2016-05-16 21:18:19 -0700: Digdag v0.7.1
   id: 1105
   name: +nasdaq_analysis
   state: group_error
   config: {"schedule":{"daily>":"07:00:00"},"_export":{"td":{"database":"workflow_temp"}}}
   parent: null
   upstreams: []
   export params: {"td":{"database":"workflow_temp"}}
   store params: {}
   state params: {}

   id: 1106
   name: +nasdaq_analysis+task1
   state: success
   config: {"td>":"queries/daily_open.sql","create_table":"daily_open"}
   parent: 1105
   upstreams: []
   export params: {}
   store params: {"td":{"last_job_id":"66338029"}}
   state params: {}

   id: 1107
   name: +nasdaq_analysis+task2
   state: error
   config: {"td>":"queries/monthly_open.sql","create_table":"monthly_open"}
   parent: 1105
   upstreams: [1106]
   export params: {}
   store params: {}
   state params: {}

You can see under the last task listed, named +nasdaq_analysis+task2 that state: error, meaning this task is the one that failed.

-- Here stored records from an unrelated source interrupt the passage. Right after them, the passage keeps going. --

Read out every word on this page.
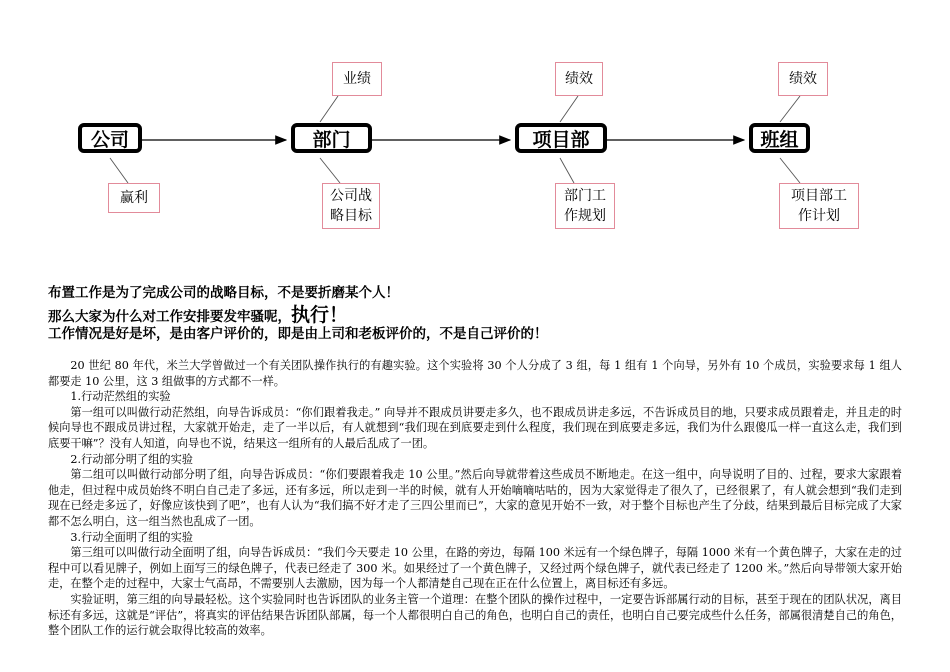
公司	部门	项目部	班组
业绩	绩效	绩效
赢利	公司战
略目标
部门工
作规划
项目部工
作计划
布置工作是为了完成公司的战略目标，不是要折磨某个人！
那么大家为什么对工作安排要发牢骚呢，执行！
工作情况是好是坏，是由客户评价的，即是由上司和老板评价的，不是自己评价的！

20 世纪 80 年代，米兰大学曾做过一个有关团队操作执行的有趣实验。这个实验将 30 个人分成了 3 组，每 1 组有 1 个向导，另外有 10 个成员，实验要求每 1 组人都要走 10 公里，这 3 组做事的方式都不一样。

1.行动茫然组的实验

第一组可以叫做行动茫然组，向导告诉成员：“你们跟着我走。” 向导并不跟成员讲要走多久，也不跟成员讲走多远，不告诉成员目的地，只要求成员跟着走，并且走的时候向导也不跟成员讲过程，大家就开始走，走了一半以后，有人就想到“我们现在到底要走到什么程度，我们现在到底要走多远，我们为什么跟傻瓜一样一直这么走，我们到底要干嘛”？没有人知道，向导也不说，结果这一组所有的人最后乱成了一团。

2.行动部分明了组的实验

第二组可以叫做行动部分明了组，向导告诉成员：“你们要跟着我走 10 公里。”然后向导就带着这些成员不断地走。在这一组中，向导说明了目的、过程，要求大家跟着他走，但过程中成员始终不明白自己走了多远，还有多远，所以走到一半的时候，就有人开始嘀嘀咕咕的，因为大家觉得走了很久了，已经很累了，有人就会想到“我们走到现在已经走多远了，好像应该快到了吧”，也有人认为“我们搞不好才走了三四公里而已”，大家的意见开始不一致，对于整个目标也产生了分歧，结果到最后目标完成了大家都不怎么明白，这一组当然也乱成了一团。

3.行动全面明了组的实验

第三组可以叫做行动全面明了组，向导告诉成员：“我们今天要走 10 公里，在路的旁边，每隔 100 米远有一个绿色牌子，每隔 1000 米有一个黄色牌子，大家在走的过程中可以看见牌子，例如上面写三的绿色牌子，代表已经走了 300 米。如果经过了一个黄色牌子，又经过两个绿色牌子，就代表已经走了 1200 米。”然后向导带领大家开始走，在整个走的过程中，大家士气高昂，不需要别人去激励，因为每一个人都清楚自己现在正在什么位置上，离目标还有多远。

实验证明，第三组的向导最轻松。这个实验同时也告诉团队的业务主管一个道理：在整个团队的操作过程中，一定要告诉部属行动的目标，甚至于现在的团队状况，离目标还有多远，这就是“评估”，将真实的评估结果告诉团队部属，每一个人都很明白自己的角色，也明白自己的责任，也明白自己要完成些什么任务，部属很清楚自己的角色，整个团队工作的运行就会取得比较高的效率。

Review logs of the failed task

The command to get the logs for a particular tasks is as follows:

$ td wf logs <attempt_id> <task_name>

Specifically, put the following:

$ td wf logs <attempt_id> +nasdaq_analysis+task2

Review the output to determine the cause of the errors.

Fix the query

Fix the query and rerun the workflow.

$ cat > queries/monthly_open.sql <<EOF
SELECT TD_DATE_TRUNC('month', time), AVG(daily_avg_open) AS
monthly_avg_open, AVG(daily_avg_close) AS month_avg_close
FROM daily_open
GROUP BY 1
EOF

Push the fix to Treasure Data

$ td wf push nasdaq_analysis

Retry the workflow session

Rerun the workflow.

$ td wf retry <attempt_id> --name fix-typo --latest-revision --all

Quickly run td wf attempts to see the new session attempt running. Run it again, and you’ll likely see it succeeded successfully.

The most recent attempt has the same session time as the previous attempt that failed. This is the benefit of using retry in this instance, instead of start. This is particularly important if you have a daily scheduled workflow, and you only want to retry the current day’s session using any time-related parameters embedded into the workflow.

Alternatively, you can use `--resume` to only rerun starting at the failed task and all subsequent tasks.